Teknik multipleksing optik dan keterkaitannya untuk aplikasi on-chip dankomunikasi serat optik: sebuah ulasan
Teknik multipleksing optik merupakan topik penelitian yang mendesak, dan para sarjana di seluruh dunia sedang melakukan penelitian mendalam di bidang ini. Selama bertahun-tahun, banyak teknologi multipleks seperti multipleksing pembagian panjang gelombang (WDM), multipleksing pembagian mode (MDM), multipleksing pembagian ruang (SDM), multipleksing polarisasi (PDM), dan multipleksing momentum sudut orbital (OAMM) telah diusulkan. Teknologi multipleksing pembagian panjang gelombang (WDM) memungkinkan dua atau lebih sinyal optik dengan panjang gelombang berbeda untuk ditransmisikan secara bersamaan melalui satu serat optik, memanfaatkan sepenuhnya karakteristik kehilangan rendah serat optik dalam rentang panjang gelombang yang besar. Teori ini pertama kali diusulkan oleh Delange pada tahun 1970, dan baru pada tahun 1977 penelitian dasar teknologi WDM dimulai, yang berfokus pada aplikasi jaringan komunikasi. Sejak itu, dengan perkembangan yang berkelanjutanserat optik, sumber cahaya, fotodetektorDi bidang lain, eksplorasi teknologi WDM oleh masyarakat juga semakin cepat. Keunggulan multiplexing polarisasi (PDM) adalah jumlah transmisi sinyal dapat dikalikan, karena dua sinyal independen dapat didistribusikan pada posisi polarisasi ortogonal dari berkas cahaya yang sama, dan kedua saluran polarisasi dipisahkan dan diidentifikasi secara independen di sisi penerima.

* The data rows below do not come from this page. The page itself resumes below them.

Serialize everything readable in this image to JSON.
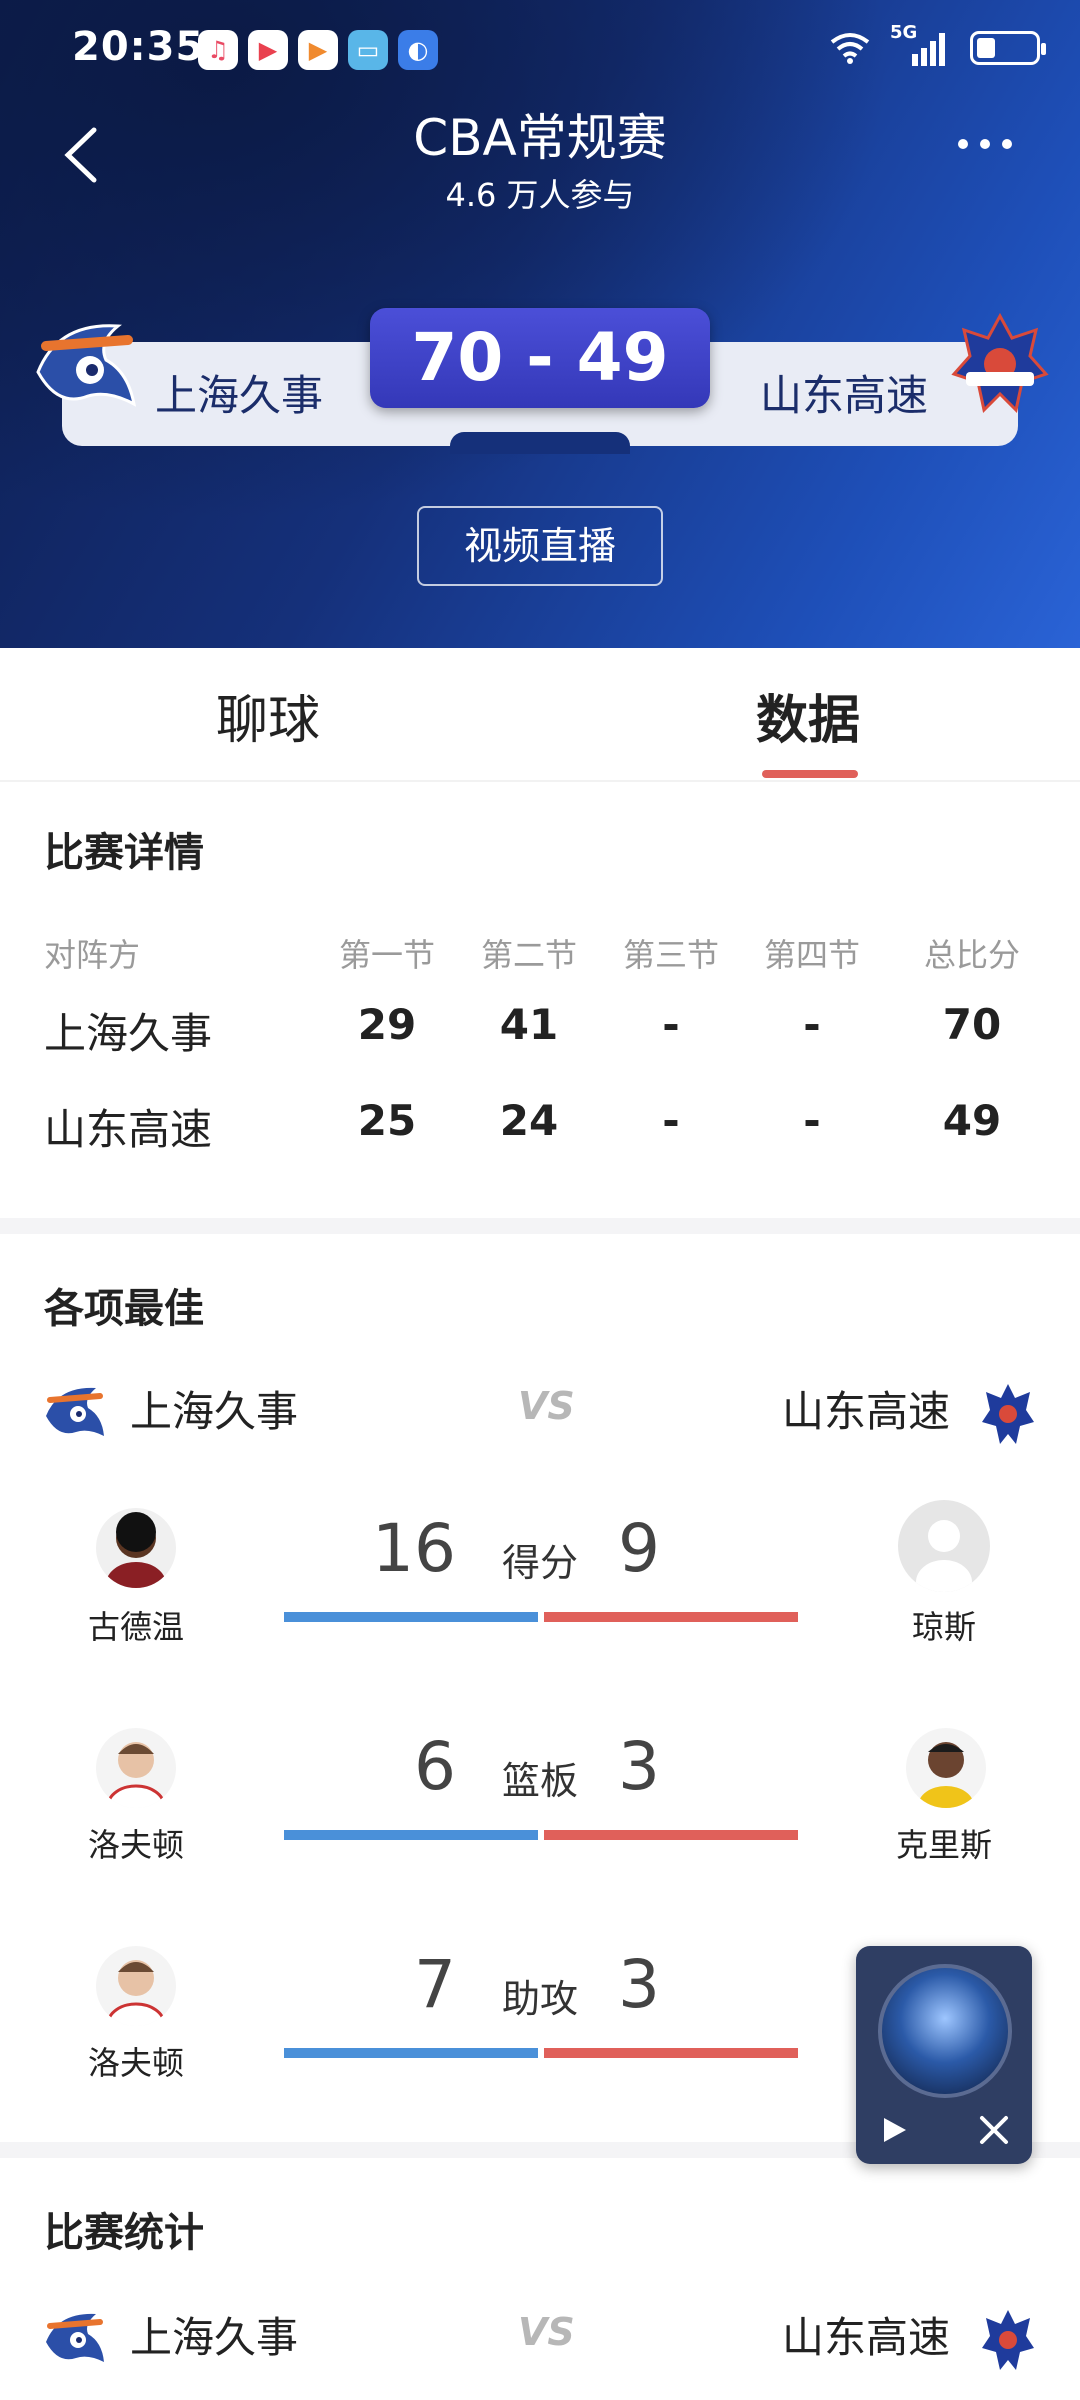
{
  "status": {
    "time": "20:35",
    "network": "5G"
  },
  "header": {
    "title": "CBA常规赛",
    "subtitle": "4.6 万人参与",
    "score": "70 - 49",
    "home_team": "上海久事",
    "away_team": "山东高速",
    "live_button": "视频直播"
  },
  "tabs": [
    {
      "label": "聊球"
    },
    {
      "label": "数据"
    }
  ],
  "match_detail": {
    "title": "比赛详情",
    "columns": [
      "对阵方",
      "第一节",
      "第二节",
      "第三节",
      "第四节",
      "总比分"
    ],
    "rows": [
      {
        "team": "上海久事",
        "q1": "29",
        "q2": "41",
        "q3": "-",
        "q4": "-",
        "total": "70"
      },
      {
        "team": "山东高速",
        "q1": "25",
        "q2": "24",
        "q3": "-",
        "q4": "-",
        "total": "49"
      }
    ]
  },
  "best": {
    "title": "各项最佳",
    "home_team": "上海久事",
    "away_team": "山东高速",
    "vs": "VS",
    "stats": [
      {
        "label": "得分",
        "home_player": "古德温",
        "home_value": "16",
        "away_player": "琼斯",
        "away_value": "9"
      },
      {
        "label": "篮板",
        "home_player": "洛夫顿",
        "home_value": "6",
        "away_player": "克里斯",
        "away_value": "3"
      },
      {
        "label": "助攻",
        "home_player": "洛夫顿",
        "home_value": "7",
        "away_player": "",
        "away_value": "3"
      }
    ]
  },
  "match_stats": {
    "title": "比赛统计",
    "home_team": "上海久事",
    "away_team": "山东高速",
    "vs": "VS"
  },
  "colors": {
    "accent_red": "#e0605a",
    "bar_blue": "#4a90d9",
    "score_box": "#3a3fc4"
  },
  "icons": [
    "back-icon",
    "more-icon",
    "sharks-logo",
    "shandong-logo",
    "play-icon",
    "close-icon"
  ]
}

Seiring dengan terus meningkatnya permintaan akan laju data yang lebih tinggi, derajat kebebasan terakhir dari multiplexing, yaitu ruang, telah dipelajari secara intensif selama dekade terakhir. Di antaranya, multiplexing pembagian mode (MDM) terutama dihasilkan oleh N pemancar, yang diwujudkan oleh multiplexer mode spasial. Akhirnya, sinyal yang didukung oleh mode spasial ditransmisikan ke serat mode rendah. Selama perambatan sinyal, semua mode pada panjang gelombang yang sama diperlakukan sebagai satu unit dari super kanal multiplexing pembagian ruang (SDM), yaitu diperkuat, dilemahkan, dan ditambahkan secara bersamaan, tanpa dapat mencapai pemrosesan mode terpisah. Dalam MDM, kontur spasial yang berbeda (yaitu, bentuk yang berbeda) dari suatu pola ditetapkan ke kanal yang berbeda. Misalnya, sebuah kanal dikirim melalui sinar laser yang berbentuk segitiga, persegi, atau lingkaran. Bentuk yang digunakan oleh MDM dalam aplikasi dunia nyata lebih kompleks dan memiliki karakteristik matematika dan fisika yang unik. Teknologi ini dapat dikatakan sebagai terobosan paling revolusioner dalam transmisi data serat optik sejak tahun 1980-an. Teknologi MDM menyediakan strategi baru untuk mengimplementasikan lebih banyak saluran dan meningkatkan kapasitas tautan menggunakan pembawa panjang gelombang tunggal. Momentum sudut orbital (OAM) adalah karakteristik fisik gelombang elektromagnetik di mana jalur perambatan ditentukan oleh muka gelombang fase heliks. Karena fitur ini dapat digunakan untuk membangun beberapa saluran terpisah, multiplexing momentum sudut orbital nirkabel (OAMM) dapat secara efektif meningkatkan laju transmisi dalam transmisi titik tinggi (seperti backhaul atau forward nirkabel).